Daneben gibt es Nafir (pers.), was auch Seufzen bedeutet. Diese Art von Klang gleicht dem einer Flöte. Es ist ein wehmütiger Klang, eine Art von wehmütigem Seufzer, der dem innersten Wesenskern entspringt und wie ein Feuerwerk aufsteigt, sich direkt in das Herz des Gegenübers versenkt und ein Mitfühlen veranlasst.

In der Entstehung von Klang finden verschiedene Prozesse statt. Durch eine Klangquelle werden Vibrationen erzeugt, die durch die Luft schwingen, zu einem Objekt gelangen und von diesem zurückprallen. Dieses Phänomen wird Echo, im Persischen Seda, genannt.

Rumi, ein persischer Gelehrter und Verfasser von zahlreichen mystischen Gedichten aus dem 13. Jahrhundert, bezeichnete das ganze Universum als ein Gebirge, das unser Handeln in der Form von Reaktionen wiederspiegelt. Das heißt, unser Handeln löst eine Reaktion aus und kehrt dadurch wieder zu uns zurück. Wenn wir zum Beispiel vor einem „Berg“ stehen und ihn wertschätzen, so wird uns diese Wertschätzung wieder zurückgespiegelt. Wenn wir jedoch den „Berg“ beschimpfen, so werden uns die Beschimpfungen zurückgespiegelt.

Nun gibt es noch ein weiteres Phänomen, nämlich das der inneren Resonanz. Wenn wir nämlich die Hand auf das Objekt legen, welches die Schwingungen aufnimmt, so spüren wir diese Vibration. Somit bezieht sich Samâ, die Kunst des Lauschens bei den Sufis, auf die Wahrnehmung dieser inneren Vibration.

Wenn die Resonanz eines Klangs das Herz zum Schwingen bringt, geht es darum, dem Herzschlag zu lauschen. Diese Art von Lauschen kann nicht mit den physischen Ohren, sondern nur durch innere Aufmerksamkeit stattfinden. Das heißt, während eines Samâ lauschen wir der Schwingung, die im Herzen entsteht. Es ist ein aktives Lauschen, das sich auf den Klang hinbewegt.

Die Welt wurde im Einklang mit Rhythmen und Klängen geschaffen, welche sich in das tiefe Bewusstsein der Menschen eingenistet haben. Wenn wir nun Rhythmen und Poesie lauschen, wird etwas in unserer Erinnerung freigesetzt.  Wir erinnern uns an unsere himmlische Heimat und empfinden ein Gefühl von Sehnsucht und Geistfülle.
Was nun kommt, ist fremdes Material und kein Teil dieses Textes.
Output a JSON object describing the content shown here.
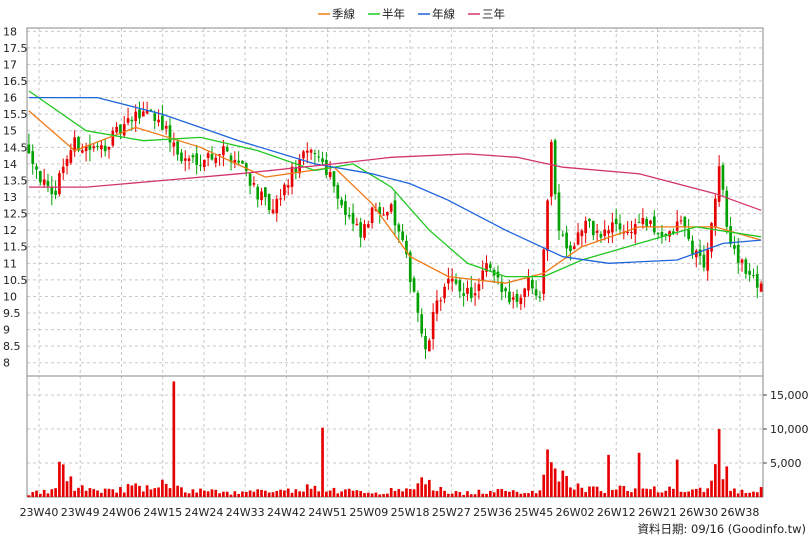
{
  "chart_data": {
    "type": "candlestick",
    "legend": [
      {
        "label": "季線",
        "color": "#f07a14"
      },
      {
        "label": "半年",
        "color": "#1fc81f"
      },
      {
        "label": "年線",
        "color": "#1e64dc"
      },
      {
        "label": "三年",
        "color": "#d2326e"
      }
    ],
    "legend_position": "top-center",
    "grid": true,
    "colors": {
      "up": "#e60000",
      "down": "#00a000",
      "volume": "#e60000"
    },
    "price_axis": {
      "ylim": [
        7.6,
        18.1
      ],
      "ticks": [
        "18",
        "17.5",
        "17",
        "16.5",
        "16",
        "15.5",
        "15",
        "14.5",
        "14",
        "13.5",
        "13",
        "12.5",
        "12",
        "11.5",
        "11",
        "10.5",
        "10",
        "9.5",
        "9",
        "8.5",
        "8"
      ]
    },
    "volume_axis": {
      "ylim": [
        0,
        17800
      ],
      "ticks": [
        "15,000",
        "10,000",
        "5,000"
      ]
    },
    "x_labels": [
      "23W40",
      "23W49",
      "24W06",
      "24W15",
      "24W24",
      "24W33",
      "24W42",
      "24W51",
      "25W09",
      "25W18",
      "25W27",
      "25W36",
      "25W45",
      "26W02",
      "26W12",
      "26W21",
      "26W30",
      "26W38"
    ],
    "footer_text": "資料日期: 09/16  (Goodinfo.tw)",
    "anchors": [
      {
        "t": 0,
        "p": 14.5,
        "v": 500
      },
      {
        "t": 3,
        "p": 13.6,
        "v": 700
      },
      {
        "t": 6,
        "p": 12.9,
        "v": 800
      },
      {
        "t": 9,
        "p": 14.0,
        "v": 4800
      },
      {
        "t": 12,
        "p": 14.6,
        "v": 1500
      },
      {
        "t": 18,
        "p": 14.4,
        "v": 1200
      },
      {
        "t": 22,
        "p": 14.8,
        "v": 900
      },
      {
        "t": 27,
        "p": 15.3,
        "v": 1500
      },
      {
        "t": 31,
        "p": 15.7,
        "v": 1200
      },
      {
        "t": 35,
        "p": 15.2,
        "v": 2000
      },
      {
        "t": 40,
        "p": 14.1,
        "v": 1000
      },
      {
        "t": 46,
        "p": 14.2,
        "v": 900
      },
      {
        "t": 51,
        "p": 14.4,
        "v": 700
      },
      {
        "t": 56,
        "p": 14.0,
        "v": 600
      },
      {
        "t": 60,
        "p": 13.1,
        "v": 900
      },
      {
        "t": 64,
        "p": 12.5,
        "v": 600
      },
      {
        "t": 68,
        "p": 13.5,
        "v": 900
      },
      {
        "t": 71,
        "p": 14.1,
        "v": 1500
      },
      {
        "t": 75,
        "p": 14.4,
        "v": 1200
      },
      {
        "t": 79,
        "p": 13.7,
        "v": 1100
      },
      {
        "t": 83,
        "p": 12.5,
        "v": 900
      },
      {
        "t": 87,
        "p": 11.8,
        "v": 700
      },
      {
        "t": 91,
        "p": 12.7,
        "v": 700
      },
      {
        "t": 95,
        "p": 12.6,
        "v": 900
      },
      {
        "t": 98,
        "p": 11.5,
        "v": 1000
      },
      {
        "t": 101,
        "p": 10.2,
        "v": 1400
      },
      {
        "t": 104,
        "p": 8.2,
        "v": 2500
      },
      {
        "t": 107,
        "p": 9.9,
        "v": 1200
      },
      {
        "t": 110,
        "p": 10.4,
        "v": 700
      },
      {
        "t": 114,
        "p": 10.2,
        "v": 600
      },
      {
        "t": 117,
        "p": 10.0,
        "v": 700
      },
      {
        "t": 120,
        "p": 10.9,
        "v": 800
      },
      {
        "t": 124,
        "p": 10.2,
        "v": 800
      },
      {
        "t": 128,
        "p": 9.9,
        "v": 700
      },
      {
        "t": 131,
        "p": 10.5,
        "v": 900
      },
      {
        "t": 134,
        "p": 10.1,
        "v": 1000
      },
      {
        "t": 137,
        "p": 14.5,
        "v": 7200
      },
      {
        "t": 139,
        "p": 12.0,
        "v": 3500
      },
      {
        "t": 142,
        "p": 11.5,
        "v": 1800
      },
      {
        "t": 146,
        "p": 12.2,
        "v": 1200
      },
      {
        "t": 150,
        "p": 11.8,
        "v": 1000
      },
      {
        "t": 154,
        "p": 12.2,
        "v": 1600
      },
      {
        "t": 157,
        "p": 11.9,
        "v": 1200
      },
      {
        "t": 160,
        "p": 12.3,
        "v": 1000
      },
      {
        "t": 164,
        "p": 12.0,
        "v": 1100
      },
      {
        "t": 168,
        "p": 11.8,
        "v": 1500
      },
      {
        "t": 171,
        "p": 12.3,
        "v": 1000
      },
      {
        "t": 174,
        "p": 11.4,
        "v": 1200
      },
      {
        "t": 177,
        "p": 11.0,
        "v": 1300
      },
      {
        "t": 179,
        "p": 12.0,
        "v": 2500
      },
      {
        "t": 181,
        "p": 14.0,
        "v": 4500
      },
      {
        "t": 183,
        "p": 12.0,
        "v": 2000
      },
      {
        "t": 186,
        "p": 11.2,
        "v": 1000
      },
      {
        "t": 189,
        "p": 10.6,
        "v": 700
      },
      {
        "t": 191,
        "p": 10.4,
        "v": 1000
      }
    ],
    "spikes": [
      {
        "t": 38,
        "v": 17000
      },
      {
        "t": 77,
        "v": 10200
      },
      {
        "t": 136,
        "v": 7000
      },
      {
        "t": 152,
        "v": 6200
      },
      {
        "t": 160,
        "v": 6500
      },
      {
        "t": 170,
        "v": 5500
      },
      {
        "t": 181,
        "v": 10000
      },
      {
        "t": 183,
        "v": 4500
      }
    ],
    "ma": [
      {
        "name": "季線",
        "points": [
          [
            0,
            15.6
          ],
          [
            12,
            14.4
          ],
          [
            28,
            15.1
          ],
          [
            45,
            14.5
          ],
          [
            62,
            13.6
          ],
          [
            80,
            13.9
          ],
          [
            90,
            12.8
          ],
          [
            100,
            11.2
          ],
          [
            110,
            10.6
          ],
          [
            125,
            10.4
          ],
          [
            135,
            10.7
          ],
          [
            145,
            11.5
          ],
          [
            160,
            12.1
          ],
          [
            180,
            12.1
          ],
          [
            192,
            11.7
          ]
        ]
      },
      {
        "name": "半年",
        "points": [
          [
            0,
            16.2
          ],
          [
            15,
            15.0
          ],
          [
            30,
            14.7
          ],
          [
            45,
            14.8
          ],
          [
            60,
            14.4
          ],
          [
            75,
            13.8
          ],
          [
            85,
            14.0
          ],
          [
            95,
            13.3
          ],
          [
            105,
            12.0
          ],
          [
            115,
            11.0
          ],
          [
            125,
            10.6
          ],
          [
            135,
            10.6
          ],
          [
            145,
            11.1
          ],
          [
            160,
            11.6
          ],
          [
            175,
            12.1
          ],
          [
            192,
            11.8
          ]
        ]
      },
      {
        "name": "年線",
        "points": [
          [
            0,
            16.0
          ],
          [
            18,
            16.0
          ],
          [
            35,
            15.5
          ],
          [
            55,
            14.7
          ],
          [
            75,
            14.0
          ],
          [
            90,
            13.7
          ],
          [
            100,
            13.4
          ],
          [
            110,
            12.9
          ],
          [
            125,
            12.0
          ],
          [
            140,
            11.2
          ],
          [
            152,
            11.0
          ],
          [
            170,
            11.1
          ],
          [
            182,
            11.6
          ],
          [
            192,
            11.7
          ]
        ]
      },
      {
        "name": "三年",
        "points": [
          [
            0,
            13.3
          ],
          [
            15,
            13.3
          ],
          [
            35,
            13.5
          ],
          [
            55,
            13.7
          ],
          [
            80,
            14.0
          ],
          [
            95,
            14.2
          ],
          [
            115,
            14.3
          ],
          [
            128,
            14.2
          ],
          [
            140,
            13.9
          ],
          [
            160,
            13.7
          ],
          [
            180,
            13.1
          ],
          [
            192,
            12.6
          ]
        ]
      }
    ]
  }
}
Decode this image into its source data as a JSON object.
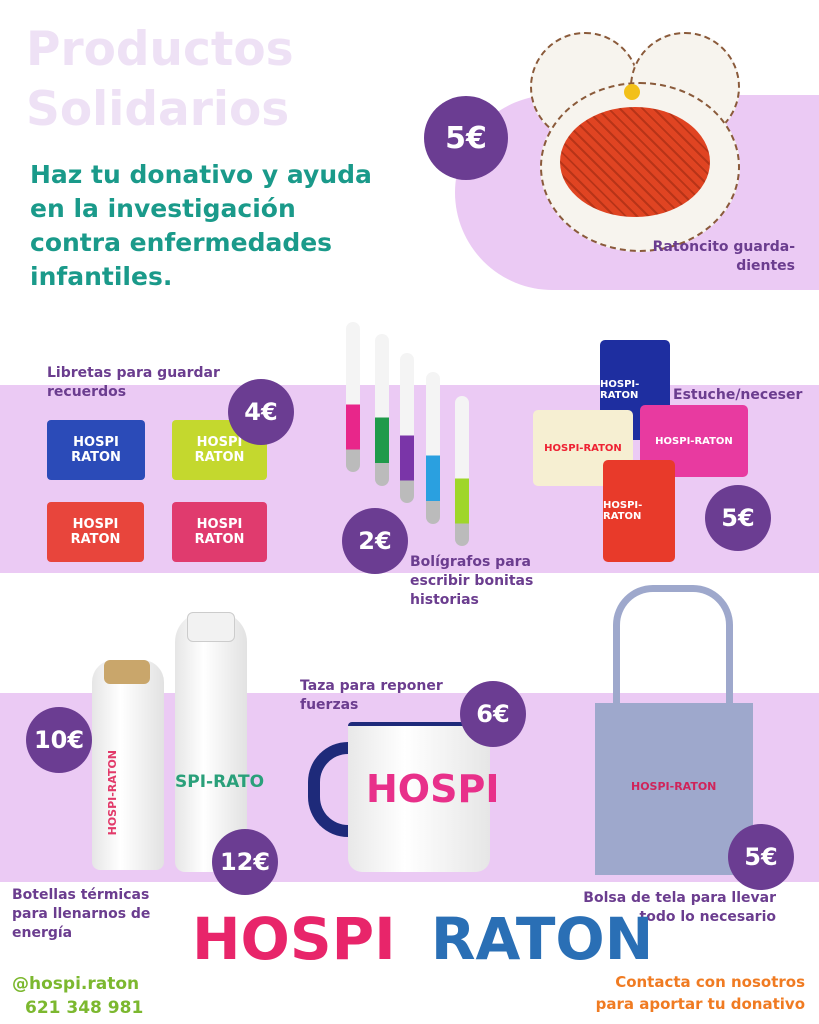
{
  "header": {
    "title_line1": "Productos",
    "title_line2": "Solidarios",
    "subtitle": "Haz tu donativo y ayuda en la investigación contra enfermedades infantiles."
  },
  "colors": {
    "title": "#eee1f5",
    "subtitle": "#1a9a8a",
    "band": "#ebcaf4",
    "price_circle": "#6b3d92",
    "label": "#6b3d8f",
    "social": "#7cb82f",
    "contact": "#f07b22"
  },
  "products": {
    "ratoncito": {
      "label": "Ratoncito guarda-dientes",
      "price": "5€"
    },
    "libretas": {
      "label": "Libretas para guardar recuerdos",
      "price": "4€",
      "print": "HOSPI RATON"
    },
    "boligrafos": {
      "label": "Bolígrafos para escribir bonitas historias",
      "price": "2€"
    },
    "estuche": {
      "label": "Estuche/neceser",
      "price": "5€",
      "print": "HOSPI-RATON"
    },
    "botella_pequena": {
      "price": "10€",
      "print": "HOSPI-RATON"
    },
    "botella_grande": {
      "price": "12€",
      "print": "SPI-RATO"
    },
    "botellas": {
      "label": "Botellas térmicas para llenarnos de energía"
    },
    "taza": {
      "label": "Taza para reponer fuerzas",
      "price": "6€",
      "print": "HOSPI"
    },
    "bolsa": {
      "label": "Bolsa de tela para llevar todo lo necesario",
      "price": "5€",
      "print": "HOSPI-RATON"
    }
  },
  "footer": {
    "logo_text_1": "HOSPI",
    "logo_text_2": "RATON",
    "social": "@hospi.raton",
    "phone": "621 348 981",
    "contact": "Contacta con nosotros para aportar tu donativo"
  }
}
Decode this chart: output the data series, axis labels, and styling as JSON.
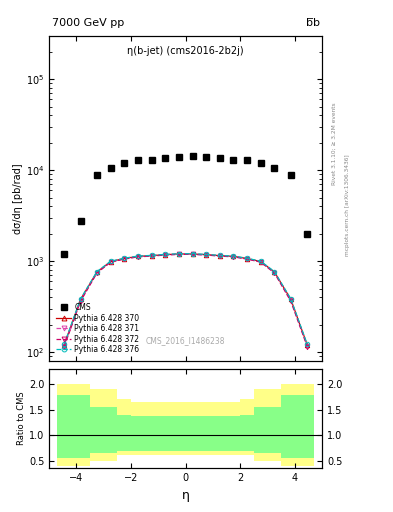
{
  "title_left": "7000 GeV pp",
  "title_right": "b̅b",
  "plot_title": "η(b-jet) (cms2016-2b2j)",
  "ylabel_main": "dσ/dη [pb/rad]",
  "ylabel_ratio": "Ratio to CMS",
  "xlabel": "η",
  "watermark": "CMS_2016_I1486238",
  "right_label": "Rivet 3.1.10; ≥ 3.2M events",
  "right_label2": "mcplots.cern.ch [arXiv:1306.3436]",
  "cms_eta_edges": [
    -4.7,
    -4.2,
    -3.5,
    -3.0,
    -2.5,
    -2.0,
    -1.5,
    -1.0,
    -0.5,
    0.0,
    0.5,
    1.0,
    1.5,
    2.0,
    2.5,
    3.0,
    3.5,
    4.2,
    4.7
  ],
  "cms_vals": [
    1200,
    2800,
    8800,
    10500,
    12000,
    13000,
    13000,
    13500,
    14000,
    14500,
    14000,
    13500,
    13000,
    13000,
    12000,
    10500,
    8800,
    2000
  ],
  "mc_eta_pts": [
    -4.45,
    -3.85,
    -3.25,
    -2.75,
    -2.25,
    -1.75,
    -1.25,
    -0.75,
    -0.25,
    0.25,
    0.75,
    1.25,
    1.75,
    2.25,
    2.75,
    3.25,
    3.85,
    4.45
  ],
  "mc370_vals": [
    120,
    380,
    760,
    990,
    1070,
    1130,
    1150,
    1180,
    1200,
    1200,
    1180,
    1150,
    1130,
    1070,
    990,
    760,
    380,
    120
  ],
  "mc371_vals": [
    118,
    370,
    748,
    980,
    1060,
    1120,
    1142,
    1172,
    1192,
    1192,
    1172,
    1142,
    1120,
    1060,
    980,
    748,
    370,
    118
  ],
  "mc372_vals": [
    115,
    362,
    742,
    975,
    1055,
    1115,
    1138,
    1168,
    1188,
    1188,
    1168,
    1138,
    1115,
    1055,
    975,
    742,
    362,
    115
  ],
  "mc376_vals": [
    122,
    385,
    768,
    998,
    1078,
    1138,
    1158,
    1188,
    1208,
    1208,
    1188,
    1158,
    1138,
    1078,
    998,
    768,
    385,
    122
  ],
  "ratio_edges": [
    -4.7,
    -3.5,
    -2.5,
    -2.0,
    -1.5,
    -1.0,
    -0.5,
    0.0,
    0.5,
    1.0,
    1.5,
    2.0,
    2.5,
    3.5,
    4.7
  ],
  "yellow_low": [
    0.4,
    0.5,
    0.62,
    0.62,
    0.62,
    0.62,
    0.62,
    0.62,
    0.62,
    0.62,
    0.62,
    0.62,
    0.5,
    0.4
  ],
  "yellow_high": [
    2.0,
    1.9,
    1.7,
    1.65,
    1.65,
    1.65,
    1.65,
    1.65,
    1.65,
    1.65,
    1.65,
    1.7,
    1.9,
    2.0
  ],
  "green_low": [
    0.55,
    0.65,
    0.7,
    0.7,
    0.7,
    0.7,
    0.7,
    0.7,
    0.7,
    0.7,
    0.7,
    0.7,
    0.65,
    0.55
  ],
  "green_high": [
    1.78,
    1.55,
    1.4,
    1.38,
    1.38,
    1.38,
    1.38,
    1.38,
    1.38,
    1.38,
    1.38,
    1.4,
    1.55,
    1.78
  ],
  "color_370": "#cc0000",
  "color_371": "#dd44aa",
  "color_372": "#cc0066",
  "color_376": "#00bbbb",
  "ylim_main": [
    80,
    300000
  ],
  "ylim_ratio": [
    0.35,
    2.3
  ],
  "yticks_ratio": [
    0.5,
    1.0,
    1.5,
    2.0
  ],
  "background_color": "#ffffff"
}
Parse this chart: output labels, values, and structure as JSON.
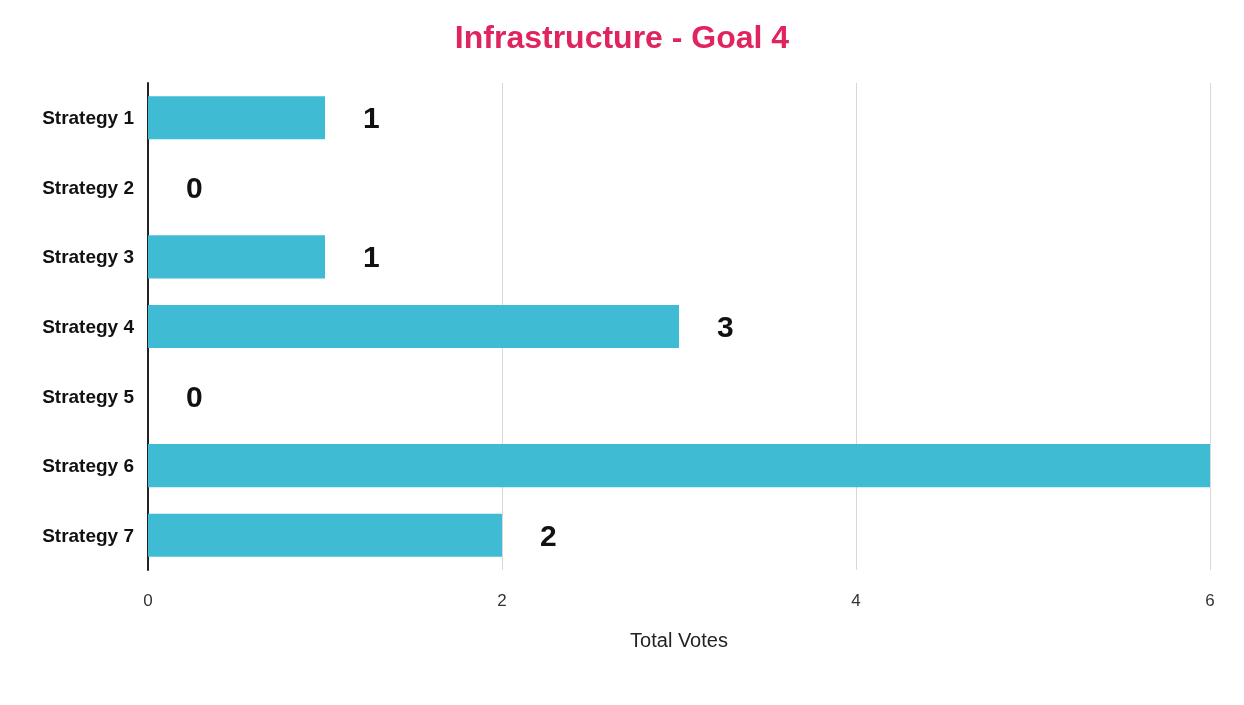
{
  "chart_data": {
    "type": "bar",
    "title": "Infrastructure - Goal 4",
    "xlabel": "Total Votes",
    "orientation": "horizontal",
    "categories": [
      "Strategy 1",
      "Strategy 2",
      "Strategy 3",
      "Strategy 4",
      "Strategy 5",
      "Strategy 6",
      "Strategy 7"
    ],
    "values": [
      1,
      0,
      1,
      3,
      0,
      6,
      2
    ],
    "value_labels": [
      "1",
      "0",
      "1",
      "3",
      "0",
      null,
      "2"
    ],
    "color": "#3fbcd4",
    "xlim": [
      0,
      6
    ],
    "xticks": [
      0,
      2,
      4,
      6
    ],
    "grid": "x"
  }
}
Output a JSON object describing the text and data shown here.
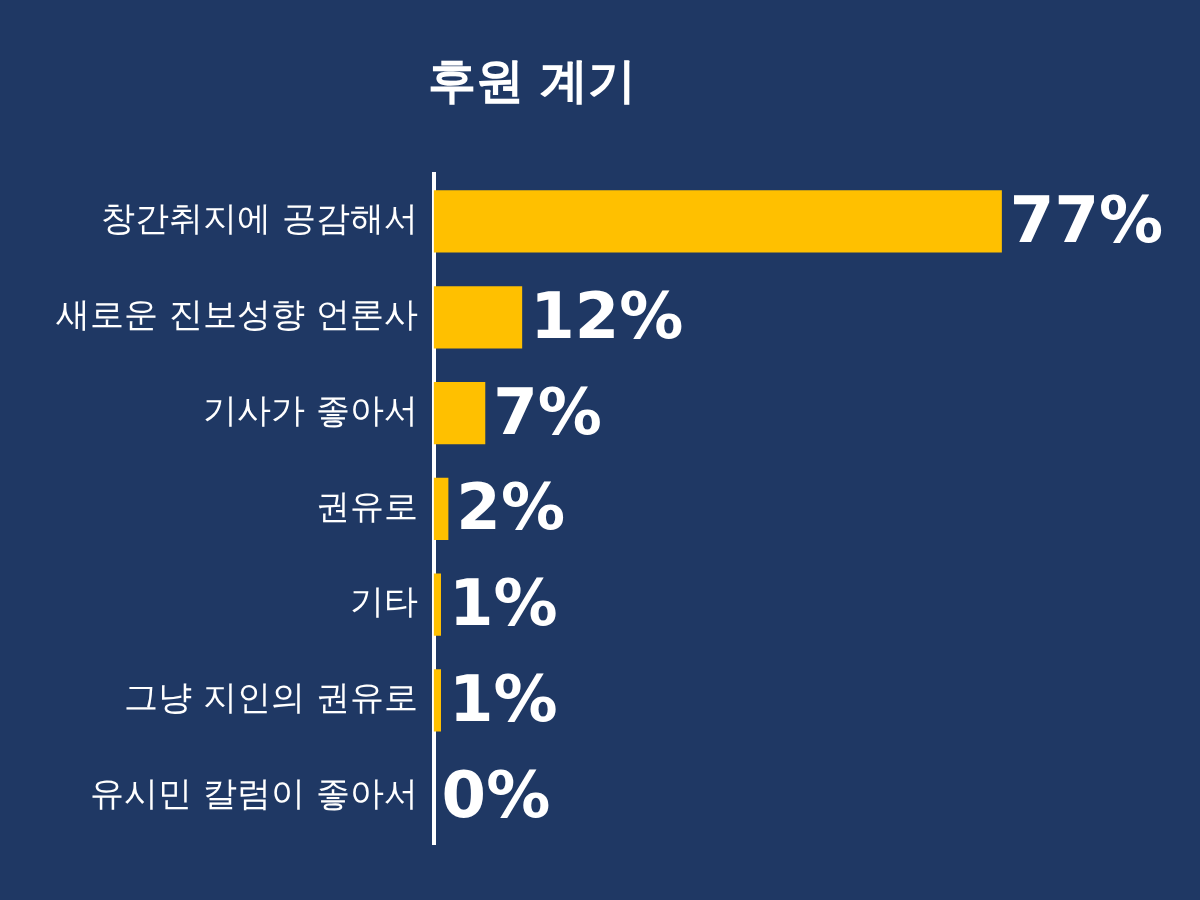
{
  "chart_data": {
    "type": "bar",
    "orientation": "horizontal",
    "title": "후원 계기",
    "categories": [
      "창간취지에 공감해서",
      "새로운 진보성향 언론사",
      "기사가 좋아서",
      "권유로",
      "기타",
      "그냥 지인의 권유로",
      "유시민 칼럼이 좋아서"
    ],
    "values": [
      77,
      12,
      7,
      2,
      1,
      1,
      0
    ],
    "value_labels": [
      "77%",
      "12%",
      "7%",
      "2%",
      "1%",
      "1%",
      "0%"
    ],
    "color": "#ffc000",
    "grid": false,
    "legend": false
  }
}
Es besteht ein starker Zusammenhang zwischen dieser Geistfülle, die von Mystikern als Trunkenheit bezeichnet wird und den Wirkungen der Rhythmen. Das Herbeiführen von Trunkenheit durch Rhythmen ist eine alte mystische Kunst.

Es ist vielleicht auch der Grund, der Rumi zu folgender Aussage inspirierte: der Mensch unterscheidet sich dadurch vom Tier, dass seine Seele durch das Lauschen immer fülliger und reicher wird. Was auch heißt, dass er durch aktives Lauschen, immer stärker wird. 

Zwar nehmen wir eine Vielzahl von Klängen durch unsere Ohren wahr, doch indem wir ganz aktiv dem Klang unseres Herzens lauschen, erinnern wir uns an unseren Ursprung, unsere Heimat und unseren Schöpfungsprozess. Daraus schöpfen wir Kraft und Stärke. 

Dr. Patricia Vöge, Vorsitzende Karamat e.V.